5 steps to healing

6 mins read

Trigger Warning: Mention of mental health issues and trauma

Everyone is working through something that they don’t talk about. In university, this is particularly common. In addition to the normal stress that student life brings, the transition from adolescence to independent adulthood can impact an individual’s mental health greatly. Whether it be trauma or a mental illness, a crucial step to recovery is recognising the importance of beginning the healing process.

Everyone is different, and some steps that work well for one may be less effective for another. Self-healing methods should not be used as a replacement for trained mental health support, medical assistance or doctor-prescribed medication.

1. Understand that healing isn’t linear

The healing process, though rewarding, can be tiring and downright painful. Having to dig up repressed memories and emotions in order to work through them can elicit unexpected responses.

There will be days when recovery seems impossible, which may be accompanied by all kinds of physical and mental reactions – including relapse. After taking the appropriate steps, you may be left with feelings of guilt and regret. Although frustrating, this does not constitute a failure.

This scenario is extremely common in those attempting to recover, you are not alone! It does not minimise your acomplishments, nor does it signal an end to your attempt at recovery. Allow yourself time and space, before setting new goals and making the conscious decision to move forward with your progress.

Image Credit: NAMI

2. Take accountability for your recovery

When we speak about taking accountability, this in no way means that you should be blamed for your mental health or what you have been through.

Taking accountability means accepting the responsibility of your own healing, attempting to stick to the routines and goals you have set for yourself and avoiding self-sabotaging behaviour. When it seems easier to stick to the comfort of old behaviours, reminding yourself of the benefits of recovery can help to keep you on the right track.

We can’t change who we are and what has happened to us, but the decision to work on getting better is ours to make.

3. Let your friends and family know

When struggling with your own issues, it’s easy to look past the impact on those close to you. If you make the decision to start working on yourself, it’s important to have a conversation with those around you. This includes what they can do to help, what they should expect and what your short-term goals are.

Remember that you do not owe anybody an explanation or a story. Sharing this information is a personal choice which, if you trust the individual, may help in the process of healing.

Image Credit: NAMI

4. Acknowledge the problem

Finding the root of the emotions you experience can help you to understand what’s happening inside of your mind. While you may feel like running away from what causes you pain, this can cause further damage.

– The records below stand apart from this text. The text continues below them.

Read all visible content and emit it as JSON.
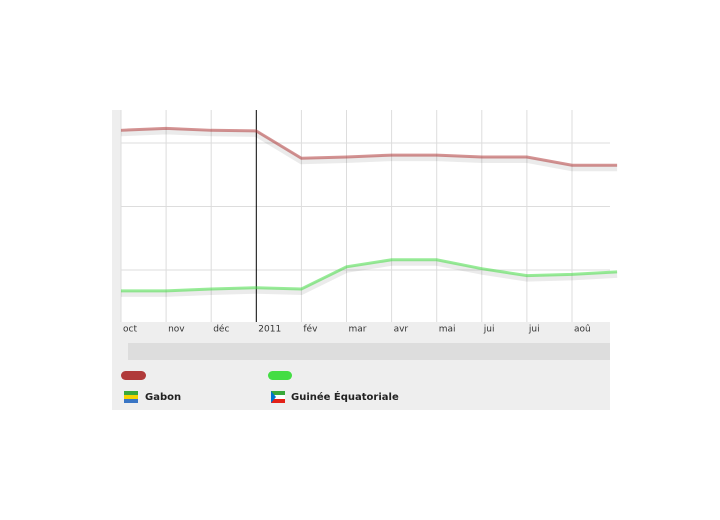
{
  "chart_data": {
    "type": "line",
    "categories": [
      "oct",
      "nov",
      "déc",
      "2011",
      "fév",
      "mar",
      "avr",
      "mai",
      "jui",
      "jui",
      "aoû",
      null
    ],
    "series": [
      {
        "name": "Gabon",
        "color": "#b03a3a",
        "values": [
          3.2,
          3.23,
          3.2,
          3.19,
          2.76,
          2.78,
          2.81,
          2.81,
          2.78,
          2.78,
          2.65,
          2.65
        ]
      },
      {
        "name": "Guinée Équatoriale",
        "color": "#44dd44",
        "values": [
          0.67,
          0.67,
          0.7,
          0.72,
          0.7,
          1.05,
          1.16,
          1.16,
          1.02,
          0.91,
          0.93,
          0.97
        ]
      }
    ],
    "ylim": [
      0.18,
      3.52
    ],
    "yticks": [
      1,
      2,
      3
    ],
    "grid": true
  }
}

Confront the issue and examine the ways in which it affects you. Allow yourself to sit with the pain and grieve for what you lost and who you were before the trauma or mental health issue presented itself. Through finding out the causes of the mental states you experience, you can begin to work on how this manifests in your behaviour.

5. Self-care

It’s easy to tell someone who is struggling with their mental health to do some exercise and gratitude practices to boost their mood, but the reality is that, on their own, these acts do little to help an on-going issue.

Self-care means something different for everyone. Sometimes it’s a face mask and a day in bed, other times it’s a therapy session. Find out what helps you specifically, and incorporate it into your routine. Try to keep a high standard of physical cleanliness and a consistent sleeping routine. An act of self-care can be as small as a five minute tidy or making a balanced meal.

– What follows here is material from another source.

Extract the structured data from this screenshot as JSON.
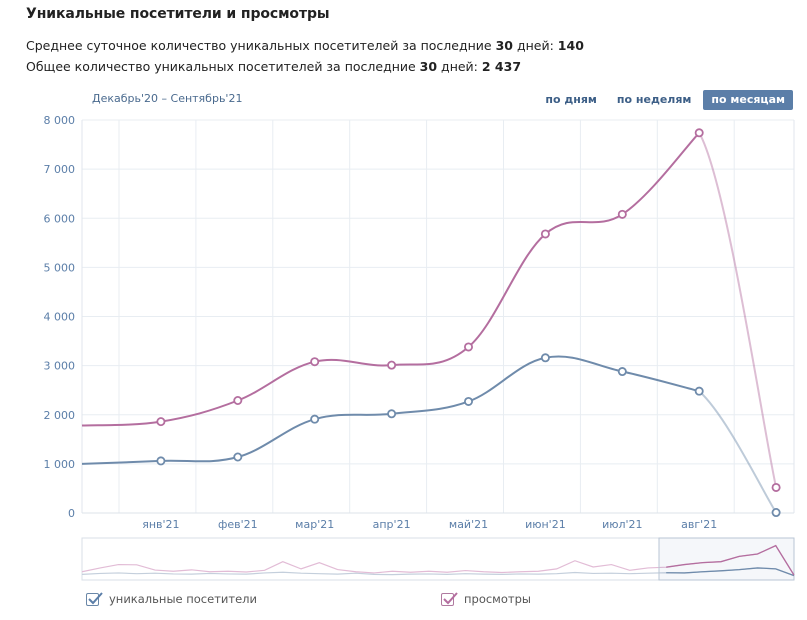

Avoid consuming harmful media as part of your self-care. There is nothing worse than waking up, rolling over and opening your phone to upsetting or worrying content that sets the rest of your day in a negative tone.

Most importantly, celebrate your achievements, big or small.

If you, or someone you know needs mental health support there are helplines and listening services available. If the situation is urgent, call 999 for assistance.